La police afghane, placée sous l’autorité des talibans, a dispersé mardi une manifestation pacifique de soutien aux droits des femmes dans la ville de Herat, selon France 24. Les forces de l’ordre ont procédé à plusieurs arrestations après que des habitantes de la région aient refusé de porter le tchador ou la burqa, couvrant intégralement le corps, optant simplement pour un voile.
Ce qu'il faut retenir
- Une manifestation en faveur des droits des femmes a été violemment dispersée par la police afghane à Herat, mardi 9 juin 2026.
- Les forces de l’ordre ont lancé une vague d’arrestations après que des femmes aient porté un voile au lieu du tchador ou de la burqa imposés par les talibans.
- Cette répression s’inscrit dans le cadre d’une campagne récente de la police des mœurs contre les femmes ne respectant pas le code vestimentaire islamique strict.
La répression est intervenue trois jours après que la police des mœurs du régime taliban ait lancé une campagne d’arrestations ciblées dans la province de Herat. Les autorités ont justifié ces mesures par le non-respect des règles vestimentaires imposées aux femmes, qui doivent désormais porter soit un tchador, soit une burqa couvrant entièrement le corps. Des habitantes de Herat avaient choisi de porter un simple voile, perçu comme une violation des directives talibanes.
Selon les témoignages recueillis par France 24, les forces de l’ordre ont fait usage de matraques et de gaz lacrymogène pour disperser les manifestantes. Plusieurs personnes ont été interpellées, mais le nombre exact d’arrestations n’a pas été précisé dans l’immédiat. Les manifestantes, principalement des femmes et des militantes locales, scandaient des slogans en faveur de la liberté d’expression et des droits fondamentaux, avant d’être contraintes de quitter les lieux sous la menace.
Cette répression s’ajoute à une série de mesures restrictives imposées par les talibans depuis leur retour au pouvoir en août 2021. Le régime a progressivement durci les restrictions à l’encontre des femmes, limitant leur accès à l’éducation, au travail et aux déplacements sans accompagnement masculin. Les talibans ont également renforcé le contrôle social via la police des mœurs, chargée de faire respecter leur interprétation stricte de la charia.
« Les femmes doivent respecter les règles islamiques, et le port du voile ou du tchador est une obligation divine », a déclaré un porte-parole des talibans sous couvert d’anonymat. « Toute déviation sera sanctionnée conformément à la loi. »
Les organisations de défense des droits humains, comme Amnesty International et Human Rights Watch, ont déjà maintes fois dénoncé les politiques répressives du régime taliban à l’encontre des femmes. Ces dernières semaines, plusieurs rapports ont mis en lumière l’intensification des arrestations arbitraires et des violences policières dans les provinces afghanes.

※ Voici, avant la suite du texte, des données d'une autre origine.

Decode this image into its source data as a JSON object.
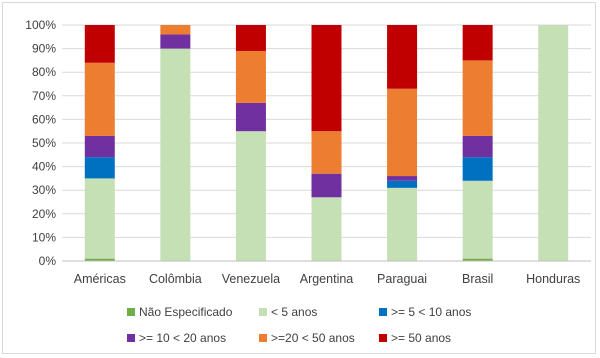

Dans un contexte où les talibans renforcent leur contrôle sur la société afghane, la communauté internationale reste divisée sur les moyens à mettre en œuvre pour faire respecter les droits fondamentaux. Certains pays appellent à des sanctions ciblées, tandis que d’autres privilégient le dialogue, malgré l’absence de progrès concrets enregistrés jusqu’à présent.
Depuis leur retour au pouvoir, les talibans imposent aux femmes afghanes de porter soit un tchador, couvrant l’ensemble du corps sauf le visage, soit une burqa, qui masque intégralement le visage et le corps. Le port du voile simple, bien que courant avant 2021, est désormais considéré comme une infraction passible de sanctions.